Data representation

TypedTables leaves the user fully in charge of how they represent and store their data. The only requirements are that each column is an AbstractArray, all the columns have matching sizes, and that each column name is distinct.

This section contains some basic advice on how to choose what arrays to use to represent your data, depending on your needs.

Element types and missing data

Each column is an AbstractArray{T}, where T is the eltype (element type) of the array. Most frequently, this will be a Vector{T}, where Vector is a one-dimensional Array, unless you have special requirements.

In general, you should try to chose T to be a concrete type, such as Int, Float64, or String. Julia's compiler will know in advance how a concrete type is laid out in memory, and what function methods to dispatch to, allowing it to produce highly optimized machine code similar to hand-written C code.

Sometimes you may want to have more than one type of data in a column. One very convenient use case for this is to handle missing data. Julia 1.0 contains a value called missing of a type called Missing . Many functions are defined for missing, such as 1 + missing = missing and so-on, so the "missingness" of the data propagates correctly through even extremely complex calculations. The union type Union{T, Missing} is the officially recommended way to represent data which may be of type T or otherwise Missing. For example, a column which contains optional Float64 values may be best represent by a Vector{Union{Float64, Missing}}. Union types are treated specially be the compiler, where it takes advantage of the fact that the value can only be of one of a small number of known types.

If your column may contain any of a variety of Julia types, it may be suitable to use abstract types like Any. You will be able to insert any element into a Vector{Any}, but Julia will have to dynamically deal with the type of each element, slowing down run-time performance. This is a trade-off - using abstract types may allow the programmer to worry less about the details, at the cost of execution speed.

Array types

As mentioned, each column is an AbstractArray, but there are many different concrete implementations of the AbstractArray interface. The AbstractArray interface can be implemented by any type that has a size and supports random access via getindex - the syntax array[index] - and thus is extremely flexible, yet powerful.

Array (and Vector) is the prototypical AbstractArray, which provides random access to a flat array of memory. It is the type created by array-literal syntax, such as [1, 2, 3]. You can create an array of a given element type by prepending the type - for example, Float64[1, 2, 3] is equivalent to [1.0, 2.0, 3.0]. You can create an empty vector of a given type T with T[] or the explicit constructor Vector{T}(). If you want to be able to add missing values later, you may want to create an empty array with Union{Float64, Missing}[] or Vector{Union{Float64, Missing}}().

Arrays are sufficient for playing with a relatively small amount of data at the REPL. However, TypedTables will let you use any of a wide variety of array types, depending on your needs.
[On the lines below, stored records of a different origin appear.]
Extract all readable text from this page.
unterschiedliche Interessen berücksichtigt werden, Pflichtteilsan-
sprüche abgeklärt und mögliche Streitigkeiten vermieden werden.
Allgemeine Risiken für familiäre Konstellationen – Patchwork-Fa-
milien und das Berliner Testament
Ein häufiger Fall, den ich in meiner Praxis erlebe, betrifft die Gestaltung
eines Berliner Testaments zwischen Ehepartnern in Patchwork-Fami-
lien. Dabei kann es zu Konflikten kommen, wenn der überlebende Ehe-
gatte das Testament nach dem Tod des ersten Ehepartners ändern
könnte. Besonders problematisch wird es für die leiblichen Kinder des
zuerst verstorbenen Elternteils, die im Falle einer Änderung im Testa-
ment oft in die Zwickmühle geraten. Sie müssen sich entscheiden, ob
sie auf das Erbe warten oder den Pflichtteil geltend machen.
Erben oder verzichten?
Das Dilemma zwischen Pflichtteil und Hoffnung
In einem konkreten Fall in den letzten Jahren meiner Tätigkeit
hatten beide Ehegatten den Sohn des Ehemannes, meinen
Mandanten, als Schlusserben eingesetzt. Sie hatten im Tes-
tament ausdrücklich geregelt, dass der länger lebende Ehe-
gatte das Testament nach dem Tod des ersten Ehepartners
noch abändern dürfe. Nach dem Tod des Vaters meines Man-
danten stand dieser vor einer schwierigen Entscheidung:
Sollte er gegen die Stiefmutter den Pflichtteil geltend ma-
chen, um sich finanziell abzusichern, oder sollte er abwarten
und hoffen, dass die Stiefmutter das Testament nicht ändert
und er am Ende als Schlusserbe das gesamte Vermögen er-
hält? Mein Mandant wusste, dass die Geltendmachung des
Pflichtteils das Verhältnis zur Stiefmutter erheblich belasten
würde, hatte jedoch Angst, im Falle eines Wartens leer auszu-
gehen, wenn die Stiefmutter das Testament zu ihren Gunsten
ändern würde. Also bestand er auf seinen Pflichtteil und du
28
A few examples include:

  • Typical Array-based columns represent continugous chunks of memory, and can be memory-mapped from files on disk for a simple way of doing out-of-core analytics.

  • Acceleration indices can be attached to columns using the AcceleratedArrays package, speeding up searches and joins.

  • Some data can be stored in compressed form using sparse arrays, categorical arrays, and so-on. Ranges such as 1:length(table) are a compact way of including things like the table's primary key/indices as an explicit column.

  • Columns could be stored and processed on a GPU with GPU-backed array using CUDA, OpenCL, ArrayFire, etc.

  • Columns might be distributed and processed in parallel over multiple machines with DistributedArrays or between multiple processes with SharedArrays.

  • In extreme cases, tables with a small, fixed number of rows might be most efficient represented with a statically sized array.

In each case, the user will be able to use much the same interface (and code) to perform their transformations. In the background, Julia's compiler will create specialized, performant machine code, for whichever backing array you choose. You may be able to scale your calculations from rapid experimentation to large-scale production via a few simple changes to your array types.